Sementara itu, pohon tumbang berjenis kapuk dengan diameter sekitar 90 sentimeter terjadi di Jalan Inspeksi Kanal Banjir Timur (KBT), RT 08/11, Kelurahan Pondok Kopi. Pohon menimpa atap bangunan rumah milik Nasrullah (40).
"Untuk proses evakuasi kami mengerahkan 12 personel Pasukan Hijau yang bahu-membahu bersama petugas PPSU," terangnya.
Made menjelaskan, pemilik bangunan yang atapnya tertimpa pohon dapat mengajukan klaim ganti rugi kepada Dinas Tamhut DKI Jakarta.

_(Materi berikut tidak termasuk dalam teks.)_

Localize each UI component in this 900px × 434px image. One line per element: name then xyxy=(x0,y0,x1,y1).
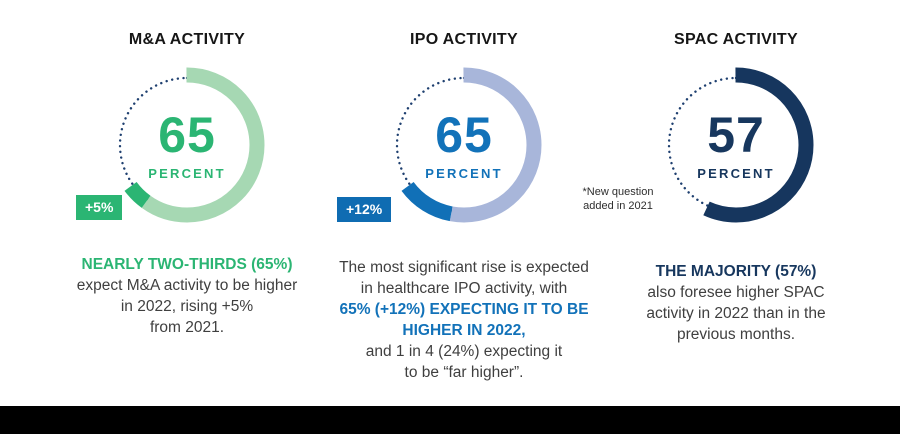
chart-description: NEARLY TWO-THIRDS (65%) expect M&A activ… xyxy=(37,254,337,338)
donut-svg xyxy=(386,67,542,223)
chart-title: IPO ACTIVITY xyxy=(410,31,518,48)
description-line: THE MAJORITY (57%) xyxy=(655,263,817,280)
footer-bar xyxy=(0,406,900,434)
ma-donut-chart: 65 PERCENT xyxy=(102,60,272,230)
description-line: 65% (+12%) EXPECTING IT TO BE xyxy=(339,301,589,318)
description-line: activity in 2022 than in the xyxy=(646,305,826,322)
description-line: HIGHER IN 2022, xyxy=(402,322,526,339)
ipo-activity-section: IPO ACTIVITY 65 PERCENT +12% The most si… xyxy=(314,0,614,406)
description-line: in 2022, rising +5% xyxy=(120,298,254,315)
description-line: to be “far higher”. xyxy=(404,364,524,381)
footnote-line: *New question xyxy=(582,186,654,198)
donut-svg xyxy=(109,67,265,223)
ipo-donut-chart: 65 PERCENT xyxy=(379,60,549,230)
chart-title: SPAC ACTIVITY xyxy=(674,31,798,48)
spac-activity-section: SPAC ACTIVITY 57 PERCENT *New question a… xyxy=(583,0,886,406)
ma-activity-section: M&A ACTIVITY 65 PERCENT +5% NEARLY TWO-T… xyxy=(37,0,337,406)
delta-badge: +12% xyxy=(337,197,392,222)
chart-description: THE MAJORITY (57%) also foresee higher S… xyxy=(586,261,886,345)
spac-donut-chart: 57 PERCENT xyxy=(651,60,821,230)
description-line: and 1 in 4 (24%) expecting it xyxy=(365,343,563,360)
description-line: previous months. xyxy=(676,326,796,343)
description-line: NEARLY TWO-THIRDS (65%) xyxy=(81,256,293,273)
chart-title: M&A ACTIVITY xyxy=(128,31,246,48)
description-line: in healthcare IPO activity, with xyxy=(360,280,568,297)
baseline-arc xyxy=(109,67,265,223)
description-line: also foresee higher SPAC xyxy=(647,284,825,301)
baseline-arc xyxy=(386,67,542,223)
chart-description: The most significant rise is expected in… xyxy=(314,257,614,383)
description-line: The most significant rise is expected xyxy=(339,259,589,276)
footnote-line: added in 2021 xyxy=(583,199,653,212)
description-line: from 2021. xyxy=(149,319,225,336)
delta-badge: +5% xyxy=(76,195,123,220)
footnote: *New question added in 2021 xyxy=(582,186,654,213)
value-arc xyxy=(658,67,814,223)
description-line: expect M&A activity to be higher xyxy=(76,277,298,294)
donut-svg xyxy=(658,67,814,223)
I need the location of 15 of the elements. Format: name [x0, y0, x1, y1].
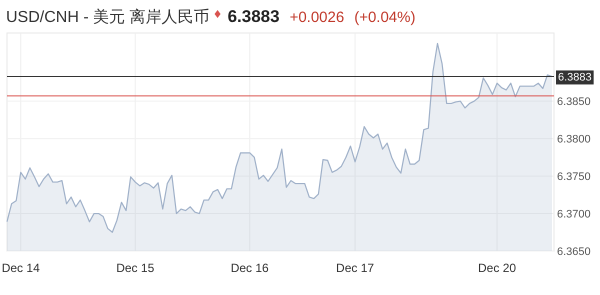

"Pengajuan klaim dapat dilakukan apabila pohon tersebut berada di area publik dan berada dalam pengawasan atau pemeliharaan Dinas atau Suku Dinas Tamhut," ungkapnya.
Menurutnya, terdapat sejumlah persyaratan administrasi yang harus dipenuhi, seperti surat keterangan dari kepolisian, surat keterangan dari Sudin Tamhut, surat kuasa (jika diwakilkan), foto kejadian, kuitansi biaya kerusakan, fotokopi identitas seperti KTP, STNK atau BPKB, serta dokumen pendukung lainnya.
Seluruh dokumen tersebut kemudian dibawa ke kantor Sudin Tamhut untuk dibuatkan surat keterangan kejadian. Setelah berkas lengkap, dokumen akan diajukan ke Dinas Tamhut DKI Jakarta untuk diterbitkan surat rekomendasi kepala dinas yang ditujukan kepada pihak rekanan asuransi.
"Biasanya pencairan ganti rugi memerlukan waktu sekitar 14 hari kerja setelah dokumen diterima pihak rekanan asuransi dengan catatan seluruh berkas telah lengkap," bebernya.
Sementara itu, Lurah Pondok Kopi, Sandy Adamsyah menuturkan, sebanyak lima petugas PPSU dikerahkan untuk membantu proses evakuasi pohon tumbang yang menimpa rumah warga.
"Saat kejadian, pemilik rumah sedang pulang kampung ke Madura, hanya ada orang tuanya dan asisten rumah tangga Alhamdulillah, semuanya selamat," tandasnya.